# any subs that hit 15hz?



## soccrstar (Nov 23, 2004)

are there any subs that'll hit 15hz? 

lowest i've seen is like 28hz


----------



## sr20dem0n (Mar 19, 2003)

Mine goes into the high teens before starting to drop off, and from there on the amp's SSF kicks in. Without a SSF I'm not sure how low it would go, but probably about 16-17hz before dropping off. At that point you really need to turn up the volume to feel it anyway, and music never goes that low, so it doesn't matter too much.


----------



## Punkrocka436 (Jul 8, 2003)

Unless you are going to drive around listening to test tones all day, i doubt you will ever find a song with a 15 hz note. You would be hard pressed to find 10 NORMAL songs that have notes under 30 hz.

And just in case you didnt know, the SSF that Sr20dem0on was referring to is short for Subsonic Filter


----------



## sr20dem0n (Mar 19, 2003)

yeah music rarely drops into the 20's, and almost never gets into the teens

I know several rap songs that go down to ~28hz, one rap song that goes to 15hz, and a couple normal songs that go into the high 20's (all lacuna coil), but that's it.


----------



## Zac (Mar 10, 2004)

15hz is prettymuch inaudible. I cannot hear below 20, and as a general rule most people cannot. I have always found movies to need the low end more than audio. The Matrix has a lot of very low end bass notes, but without a decently good sub turned up high (Def Tech Supercube I in my instance), you will not even hear it.
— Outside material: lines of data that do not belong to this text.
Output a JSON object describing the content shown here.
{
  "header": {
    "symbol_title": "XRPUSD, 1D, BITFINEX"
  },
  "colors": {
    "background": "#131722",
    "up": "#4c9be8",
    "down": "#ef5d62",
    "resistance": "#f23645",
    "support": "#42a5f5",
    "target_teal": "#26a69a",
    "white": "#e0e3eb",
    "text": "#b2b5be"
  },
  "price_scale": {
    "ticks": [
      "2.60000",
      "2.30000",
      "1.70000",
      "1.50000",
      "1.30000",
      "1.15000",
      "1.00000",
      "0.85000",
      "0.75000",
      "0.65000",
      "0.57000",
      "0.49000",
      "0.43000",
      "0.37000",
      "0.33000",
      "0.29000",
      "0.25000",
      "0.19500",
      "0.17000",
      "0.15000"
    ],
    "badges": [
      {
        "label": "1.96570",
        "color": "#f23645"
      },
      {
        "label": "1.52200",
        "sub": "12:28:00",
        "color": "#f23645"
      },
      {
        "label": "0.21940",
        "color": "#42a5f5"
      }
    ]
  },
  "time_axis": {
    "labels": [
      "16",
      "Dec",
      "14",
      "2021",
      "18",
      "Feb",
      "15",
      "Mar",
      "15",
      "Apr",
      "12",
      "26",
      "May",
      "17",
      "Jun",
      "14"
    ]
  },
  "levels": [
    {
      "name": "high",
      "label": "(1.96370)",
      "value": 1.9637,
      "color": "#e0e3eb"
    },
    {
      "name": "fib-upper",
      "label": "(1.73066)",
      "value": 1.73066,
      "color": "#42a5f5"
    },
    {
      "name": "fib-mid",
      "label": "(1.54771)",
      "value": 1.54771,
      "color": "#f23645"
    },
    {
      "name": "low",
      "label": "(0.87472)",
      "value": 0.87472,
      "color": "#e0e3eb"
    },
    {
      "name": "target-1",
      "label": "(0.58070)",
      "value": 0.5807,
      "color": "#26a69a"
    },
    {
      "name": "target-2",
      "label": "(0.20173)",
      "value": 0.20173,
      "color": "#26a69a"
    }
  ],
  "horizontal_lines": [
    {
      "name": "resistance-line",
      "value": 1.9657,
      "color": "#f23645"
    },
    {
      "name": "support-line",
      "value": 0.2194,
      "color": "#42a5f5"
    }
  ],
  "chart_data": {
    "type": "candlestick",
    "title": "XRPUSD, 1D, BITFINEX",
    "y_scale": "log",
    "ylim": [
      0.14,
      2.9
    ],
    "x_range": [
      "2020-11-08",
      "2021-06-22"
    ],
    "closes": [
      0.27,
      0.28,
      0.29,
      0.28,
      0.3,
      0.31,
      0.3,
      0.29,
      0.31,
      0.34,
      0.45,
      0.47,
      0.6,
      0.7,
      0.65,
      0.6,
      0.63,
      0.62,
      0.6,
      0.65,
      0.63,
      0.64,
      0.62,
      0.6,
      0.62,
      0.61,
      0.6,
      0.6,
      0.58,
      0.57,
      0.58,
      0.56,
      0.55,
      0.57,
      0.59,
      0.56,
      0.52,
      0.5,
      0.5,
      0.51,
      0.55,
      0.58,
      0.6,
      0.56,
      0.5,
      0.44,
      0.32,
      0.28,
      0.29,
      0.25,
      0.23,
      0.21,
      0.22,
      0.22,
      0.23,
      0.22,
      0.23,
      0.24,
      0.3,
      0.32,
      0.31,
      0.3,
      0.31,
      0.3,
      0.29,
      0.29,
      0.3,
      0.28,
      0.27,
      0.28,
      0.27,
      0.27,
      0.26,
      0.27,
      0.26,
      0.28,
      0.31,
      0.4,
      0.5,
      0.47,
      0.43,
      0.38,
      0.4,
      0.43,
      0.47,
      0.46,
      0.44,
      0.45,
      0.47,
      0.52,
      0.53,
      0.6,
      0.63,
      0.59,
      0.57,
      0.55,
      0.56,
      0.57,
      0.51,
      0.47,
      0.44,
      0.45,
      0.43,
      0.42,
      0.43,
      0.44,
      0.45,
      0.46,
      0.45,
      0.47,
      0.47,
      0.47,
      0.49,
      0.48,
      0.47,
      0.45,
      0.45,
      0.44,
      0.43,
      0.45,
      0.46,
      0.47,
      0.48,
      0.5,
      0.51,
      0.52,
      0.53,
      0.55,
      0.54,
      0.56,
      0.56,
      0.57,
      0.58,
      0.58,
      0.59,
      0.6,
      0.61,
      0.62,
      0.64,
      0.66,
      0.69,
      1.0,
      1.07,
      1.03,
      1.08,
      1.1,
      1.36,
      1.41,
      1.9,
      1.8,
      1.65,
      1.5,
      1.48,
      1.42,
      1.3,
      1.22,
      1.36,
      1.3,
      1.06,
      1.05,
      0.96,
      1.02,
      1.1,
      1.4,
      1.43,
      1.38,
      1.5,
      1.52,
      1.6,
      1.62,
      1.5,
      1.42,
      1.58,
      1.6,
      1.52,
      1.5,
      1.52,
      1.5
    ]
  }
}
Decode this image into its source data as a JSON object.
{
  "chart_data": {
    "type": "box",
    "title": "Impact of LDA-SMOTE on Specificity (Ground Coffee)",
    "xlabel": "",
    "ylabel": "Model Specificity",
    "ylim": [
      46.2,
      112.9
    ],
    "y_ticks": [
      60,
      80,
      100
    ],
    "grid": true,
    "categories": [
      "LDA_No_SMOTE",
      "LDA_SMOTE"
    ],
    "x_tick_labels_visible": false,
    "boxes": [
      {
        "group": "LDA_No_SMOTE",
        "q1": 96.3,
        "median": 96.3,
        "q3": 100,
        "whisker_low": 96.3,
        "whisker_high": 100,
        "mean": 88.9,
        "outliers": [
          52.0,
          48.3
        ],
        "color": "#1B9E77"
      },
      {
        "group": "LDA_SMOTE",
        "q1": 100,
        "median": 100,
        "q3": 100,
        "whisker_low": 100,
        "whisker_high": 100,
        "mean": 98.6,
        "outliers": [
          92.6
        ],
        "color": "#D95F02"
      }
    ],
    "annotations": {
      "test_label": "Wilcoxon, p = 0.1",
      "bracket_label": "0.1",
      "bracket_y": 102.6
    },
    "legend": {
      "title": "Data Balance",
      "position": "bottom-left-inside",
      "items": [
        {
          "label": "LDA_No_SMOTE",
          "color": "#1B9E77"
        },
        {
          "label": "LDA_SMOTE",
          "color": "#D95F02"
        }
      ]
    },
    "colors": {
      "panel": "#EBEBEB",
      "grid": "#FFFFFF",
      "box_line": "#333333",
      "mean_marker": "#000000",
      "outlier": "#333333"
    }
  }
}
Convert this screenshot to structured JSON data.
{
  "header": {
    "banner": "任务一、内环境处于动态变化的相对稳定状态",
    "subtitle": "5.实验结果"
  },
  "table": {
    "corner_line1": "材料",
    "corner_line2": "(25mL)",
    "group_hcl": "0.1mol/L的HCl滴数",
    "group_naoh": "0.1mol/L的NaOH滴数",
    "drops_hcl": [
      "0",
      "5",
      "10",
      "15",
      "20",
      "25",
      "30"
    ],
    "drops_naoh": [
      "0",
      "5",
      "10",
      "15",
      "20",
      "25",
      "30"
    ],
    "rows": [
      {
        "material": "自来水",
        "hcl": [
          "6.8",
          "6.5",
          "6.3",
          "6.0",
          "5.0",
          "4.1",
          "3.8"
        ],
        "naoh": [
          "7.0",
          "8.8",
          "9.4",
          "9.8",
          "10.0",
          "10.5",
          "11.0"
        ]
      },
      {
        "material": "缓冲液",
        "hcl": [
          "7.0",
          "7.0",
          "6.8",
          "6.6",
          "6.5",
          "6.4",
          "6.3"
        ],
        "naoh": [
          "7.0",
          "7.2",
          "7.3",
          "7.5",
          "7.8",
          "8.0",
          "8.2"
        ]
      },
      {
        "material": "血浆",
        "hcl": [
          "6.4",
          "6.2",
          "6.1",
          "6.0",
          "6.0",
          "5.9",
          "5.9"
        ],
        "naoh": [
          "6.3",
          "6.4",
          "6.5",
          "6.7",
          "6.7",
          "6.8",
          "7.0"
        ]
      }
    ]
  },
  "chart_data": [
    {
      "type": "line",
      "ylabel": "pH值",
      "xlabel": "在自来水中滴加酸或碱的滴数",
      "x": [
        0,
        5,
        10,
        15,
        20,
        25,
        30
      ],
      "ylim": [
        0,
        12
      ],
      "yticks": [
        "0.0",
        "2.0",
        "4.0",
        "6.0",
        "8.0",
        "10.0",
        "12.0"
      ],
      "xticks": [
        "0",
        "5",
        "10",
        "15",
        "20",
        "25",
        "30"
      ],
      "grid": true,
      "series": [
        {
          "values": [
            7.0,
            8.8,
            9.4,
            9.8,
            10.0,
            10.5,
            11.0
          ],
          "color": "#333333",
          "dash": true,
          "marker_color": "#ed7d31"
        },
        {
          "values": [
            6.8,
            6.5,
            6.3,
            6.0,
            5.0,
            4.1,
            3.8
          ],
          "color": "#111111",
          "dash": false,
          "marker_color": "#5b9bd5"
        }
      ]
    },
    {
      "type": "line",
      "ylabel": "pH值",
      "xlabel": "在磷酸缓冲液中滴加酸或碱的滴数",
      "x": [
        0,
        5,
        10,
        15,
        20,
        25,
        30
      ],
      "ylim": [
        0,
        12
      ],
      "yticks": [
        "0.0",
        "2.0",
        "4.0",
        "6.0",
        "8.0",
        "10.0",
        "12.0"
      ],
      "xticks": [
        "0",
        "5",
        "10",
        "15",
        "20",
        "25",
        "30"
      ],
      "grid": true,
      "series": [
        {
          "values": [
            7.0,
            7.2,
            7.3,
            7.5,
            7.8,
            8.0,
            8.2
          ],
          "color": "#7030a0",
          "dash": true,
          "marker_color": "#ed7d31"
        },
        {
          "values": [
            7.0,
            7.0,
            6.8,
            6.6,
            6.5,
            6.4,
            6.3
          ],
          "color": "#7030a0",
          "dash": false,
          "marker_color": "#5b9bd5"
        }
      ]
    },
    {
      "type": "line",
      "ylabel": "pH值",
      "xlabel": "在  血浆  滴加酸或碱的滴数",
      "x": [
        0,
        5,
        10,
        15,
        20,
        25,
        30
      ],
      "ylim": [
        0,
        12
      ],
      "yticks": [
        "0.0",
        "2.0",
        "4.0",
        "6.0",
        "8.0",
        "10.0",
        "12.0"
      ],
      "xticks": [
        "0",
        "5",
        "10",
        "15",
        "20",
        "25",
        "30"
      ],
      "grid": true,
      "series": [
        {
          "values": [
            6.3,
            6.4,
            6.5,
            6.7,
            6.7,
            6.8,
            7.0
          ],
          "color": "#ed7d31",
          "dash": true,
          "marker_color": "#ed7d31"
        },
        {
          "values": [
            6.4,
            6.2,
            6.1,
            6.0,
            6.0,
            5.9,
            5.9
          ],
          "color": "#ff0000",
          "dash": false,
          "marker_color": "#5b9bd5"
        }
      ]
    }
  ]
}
Songs in such low tones would be prettymuch useless, especially considering the majority of listeners would not be able to hear the bass beat at all.


----------



## superfro86 (May 15, 2002)

if i tuned my box to 28hz my box would supposedly would have a -3db of 16 but i can feel it at 18 if i turned it up loud enough but i mosty run the ssf at about 20


----------



## pete? (Jul 6, 2004)

also to hit that low you need a good combo of both amp and sub. i had a duel amp as of yesterday and many many times when the bass starts going down it would just cut off! now i have an alpine amp and it reproduces everything (within its limit of course) with a very tight hit. :thumbup: now i just need to get a new cone and it will be even better!


----------